But one restaurant in Tokyo deliberately serves food from the area of northeast Japan hit by the tsunami and the radiation cloud. The restaurant is called Fukko Shien Sakaba, which roughly translates to “reconstruction supporting drinking place.” On a recent night, I found customers are drawn by a desire to help the disaster victims – and by 96 different kinds of sake.
The manager of Fukko Shien Sakaba pops open a bottle of sake and pours until the glass overflows into a saucer. His rowdy customers cheer on the drinker.
The sake comes from the Tohoku region of Japan -- the area hit by the tsunami and nuclear disaster. Manager Masahide Tateoka says the dishes on the menu are specialties of the region: “Like fresh Wakame seaweed, sashimi, soba-noodles … Fukushima is mainly known for hot-pot dishes, but also its distinctive Fukushima-ramen, and ika-ninjin, a squid and carrot dish.

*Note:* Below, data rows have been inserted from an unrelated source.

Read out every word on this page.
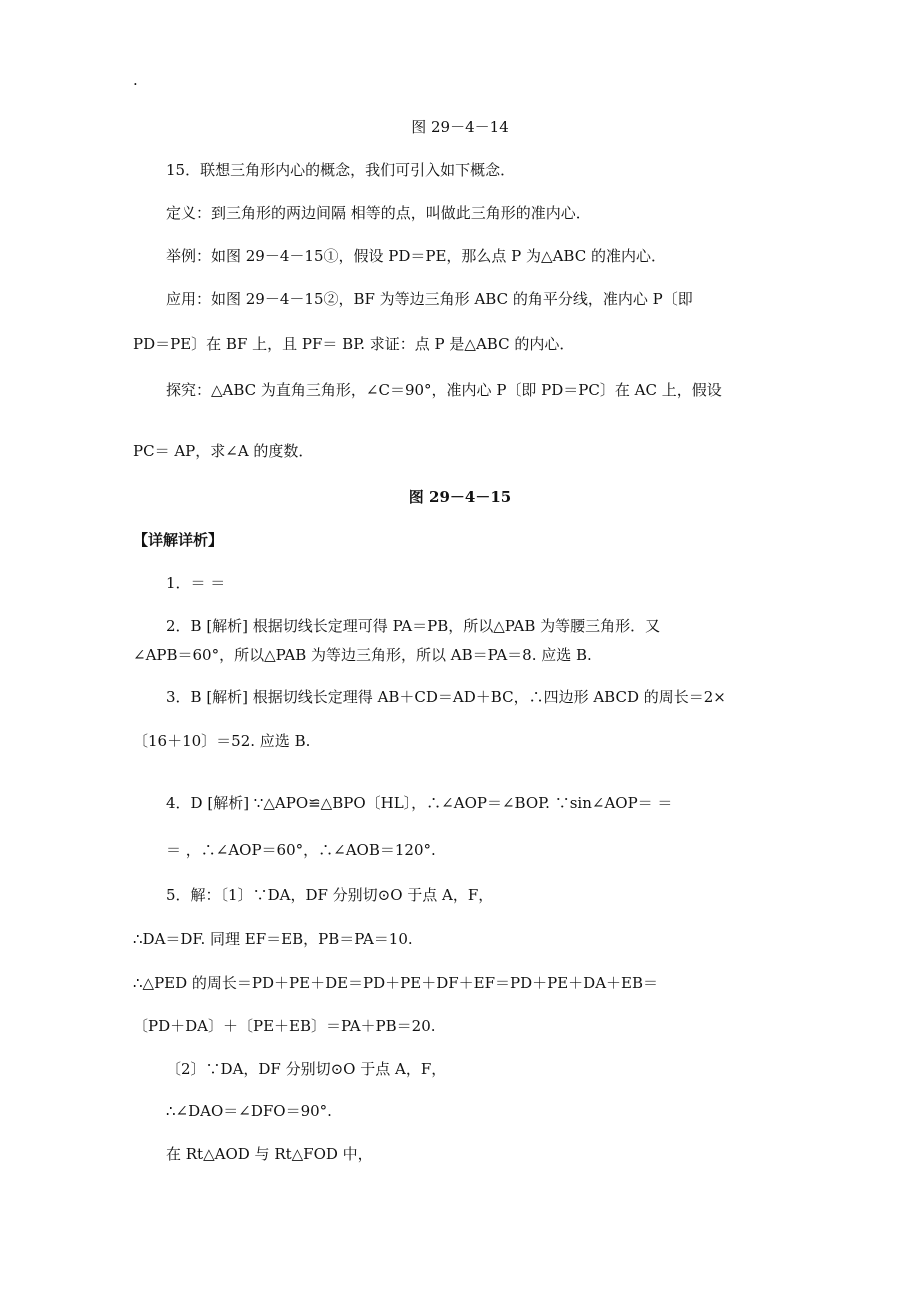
·
图 29－4－14
15．联想三角形内心的概念，我们可引入如下概念．
定义：到三角形的两边间隔 相等的点，叫做此三角形的准内心．
举例：如图 29－4－15①，假设 PD＝PE，那么点 P 为△ABC 的准内心．
应用：如图 29－4－15②，BF 为等边三角形 ABC 的角平分线，准内心 P〔即
PD＝PE〕在 BF 上，且 PF＝ BP. 求证：点 P 是△ABC 的内心．
探究：△ABC 为直角三角形，∠C＝90°，准内心 P〔即 PD＝PC〕在 AC 上，假设
PC＝ AP，求∠A 的度数．
图 29－4－15
【详解详析】
1．＝ ＝
2．B [解析] 根据切线长定理可得 PA＝PB，所以△PAB 为等腰三角形．又
∠APB＝60°，所以△PAB 为等边三角形，所以 AB＝PA＝8. 应选 B.
3．B [解析] 根据切线长定理得 AB＋CD＝AD＋BC，∴四边形 ABCD 的周长＝2×
〔16＋10〕＝52. 应选 B.
4．D [解析] ∵△APO≌△BPO〔HL〕，∴∠AOP＝∠BOP. ∵sin∠AOP＝ ＝
＝ ，∴∠AOP＝60°，∴∠AOB＝120°.
5．解：〔1〕∵DA，DF 分别切⊙O 于点 A，F，
∴DA＝DF. 同理 EF＝EB，PB＝PA＝10.
∴△PED 的周长＝PD＋PE＋DE＝PD＋PE＋DF＋EF＝PD＋PE＋DA＋EB＝
〔PD＋DA〕＋〔PE＋EB〕＝PA＋PB＝20.
〔2〕∵DA，DF 分别切⊙O 于点 A，F，
∴∠DAO＝∠DFO＝90°.
在 Rt△AOD 与 Rt△FOD 中，
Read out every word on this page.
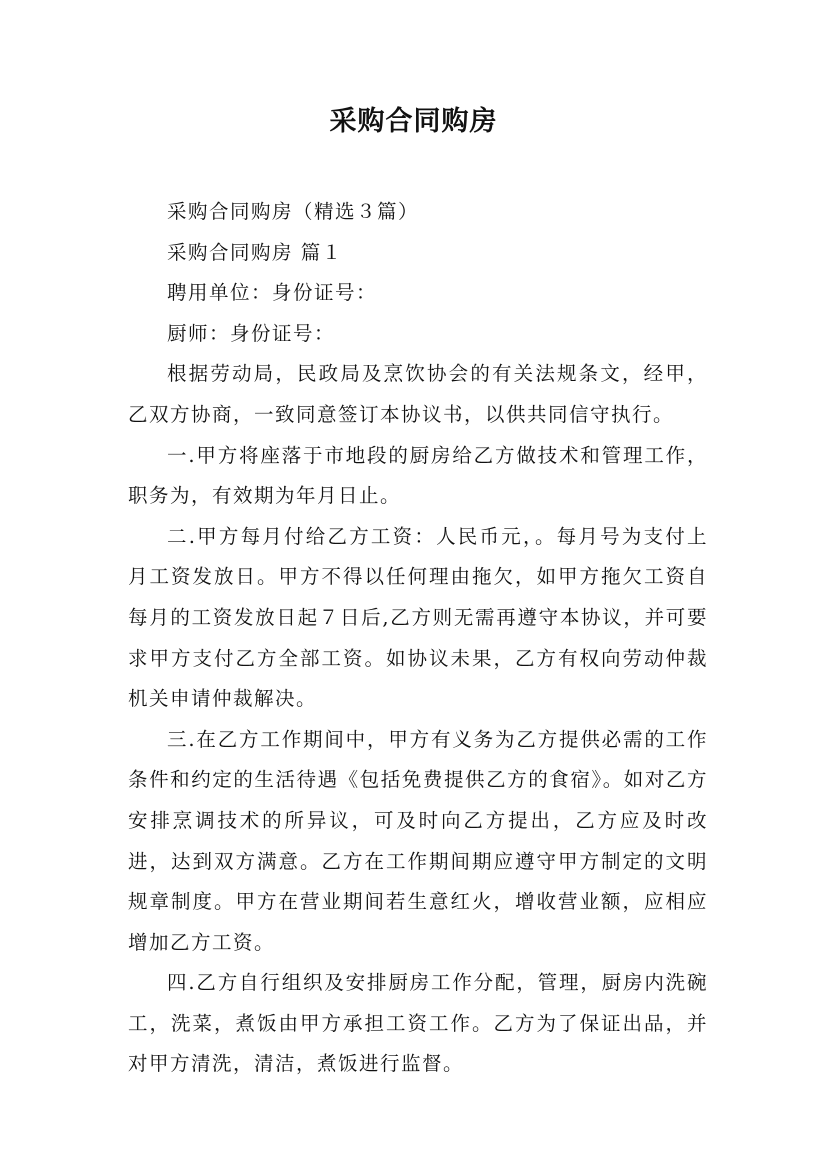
采购合同购房

采购合同购房（精选３篇）

采购合同购房 篇１

聘用单位：身份证号：

厨师：身份证号：

根据劳动局，民政局及烹饮协会的有关法规条文，经甲，乙双方协商，一致同意签订本协议书，以供共同信守执行。

一.甲方将座落于市地段的厨房给乙方做技术和管理工作，职务为，有效期为年月日止。

二.甲方每月付给乙方工资：人民币元，。每月号为支付上月工资发放日。甲方不得以任何理由拖欠，如甲方拖欠工资自每月的工资发放日起７日后,乙方则无需再遵守本协议，并可要求甲方支付乙方全部工资。如协议未果，乙方有权向劳动仲裁机关申请仲裁解决。

三.在乙方工作期间中，甲方有义务为乙方提供必需的工作条件和约定的生活待遇《包括免费提供乙方的食宿》。如对乙方安排烹调技术的所异议，可及时向乙方提出，乙方应及时改进，达到双方满意。乙方在工作期间期应遵守甲方制定的文明规章制度。甲方在营业期间若生意红火，增收营业额，应相应增加乙方工资。

四.乙方自行组织及安排厨房工作分配，管理，厨房内洗碗工，洗菜，煮饭由甲方承担工资工作。乙方为了保证出品，并对甲方清洗，清洁，煮饭进行监督。
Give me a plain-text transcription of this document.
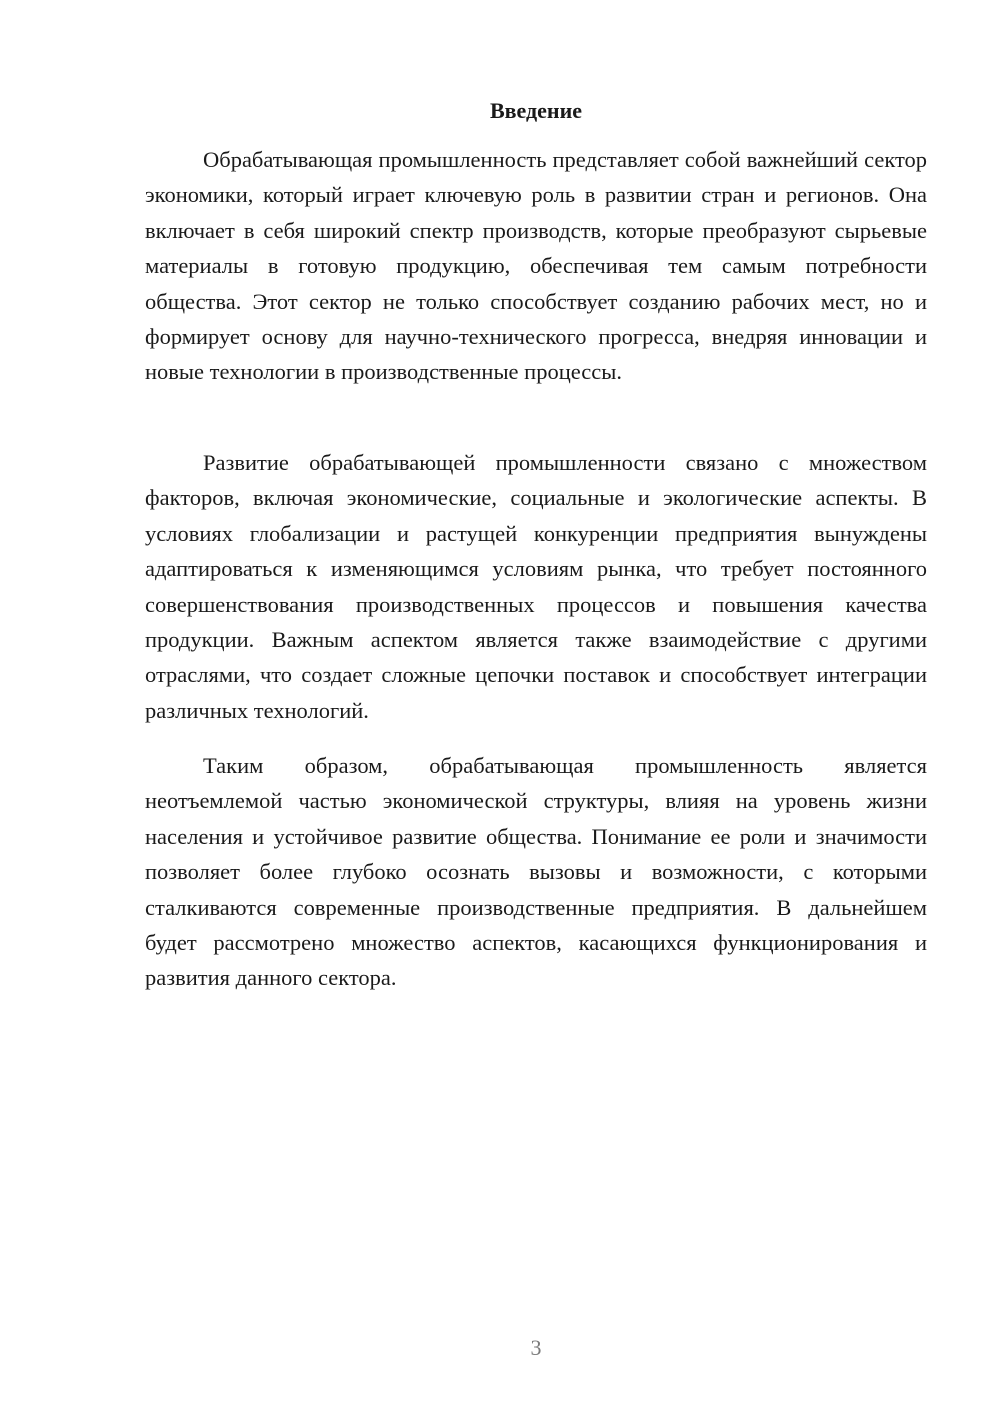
Введение

Обрабатывающая промышленность представляет собой важнейший сектор экономики, который играет ключевую роль в развитии стран и регионов. Она включает в себя широкий спектр производств, которые преобразуют сырьевые материалы в готовую продукцию, обеспечивая тем самым потребности общества. Этот сектор не только способствует созданию рабочих мест, но и формирует основу для научно-технического прогресса, внедряя инновации и новые технологии в производственные процессы.

Развитие обрабатывающей промышленности связано с множеством факторов, включая экономические, социальные и экологические аспекты. В условиях глобализации и растущей конкуренции предприятия вынуждены адаптироваться к изменяющимся условиям рынка, что требует постоянного совершенствования производственных процессов и повышения качества продукции. Важным аспектом является также взаимодействие с другими отраслями, что создает сложные цепочки поставок и способствует интеграции различных технологий.

Таким образом, обрабатывающая промышленность является неотъемлемой частью экономической структуры, влияя на уровень жизни населения и устойчивое развитие общества. Понимание ее роли и значимости позволяет более глубоко осознать вызовы и возможности, с которыми сталкиваются современные производственные предприятия. В дальнейшем будет рассмотрено множество аспектов, касающихся функционирования и развития данного сектора.

3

They’re all very popular.”
The restaurant has its own radiation detectors to make sure the food is safe.
In one room, a group of 10 people is drinking beer and sake and using chopsticks to cook seaweed in portable boiling pots.Everyone in this group volunteers in the disaster area. Some of them go every weekend. They’ve delivered food and Christmas presents to displaced people. They’ve planted cherry trees in ground scoured by the tsunami.
College student Naoki Tashiro organizes bus trips for volunteers: “What we do is look for the missing people and right now we can go into places that haven’t been searched before. And what happens is, we find things that remind you that there was a life there: big trees, beer bottles, a coffee can, tires, regular things, but with all this mud, and once out of three times we do find the people, the remains.”
Tashiro says he narrowly escaped being killed. He was scheduled to take a class on March 13th two years ago… but the building that held the classroom was destroyed on March 11th.
At the bar, a couple of men in business suits are sitting in front of empty dishes, getting tipsy on bowls of milky sake. Takashi Kuramochi says he’s mostly been drinking sake. He says sake from the area hit by the tsunami is delicious.
While we’re talking, his colleague, Toru Watajima, gets an alert on his iPhone: “Earthquake!”
The floor starts to sway like a moving subway car. We get shaken for a good 20 seconds, and then Watajima’s cell phone tells him it was magnitude 6 in the neighboring prefecture.
But they are already relaxed and back to drinking sake.
The guys say Japanese people are used to this sort of thing. But Kuramochi says the massive earthquake that stuck two years ago was different. He thinks the tsunami and the nuclear accident that followed were the biggest thing ever to happen to Japan, bigger than the atomic bomb. My interpreter translates for him.
“Yes, there’s 2 million people in Tohoku still suffering,” he says, “and I feel like if I want to have a drink and have a good time, why not come to a place to support the Tohoku areas of course, that’s why I come here.”
The restaurant doesn’t only serve food from the disaster area to support the farmers there. It also donates all of its profits to the region. Last year, it contributed 15 million yen. That’s $162,000 to try to help rebuild the cities devastated by the earthquake and tsunami.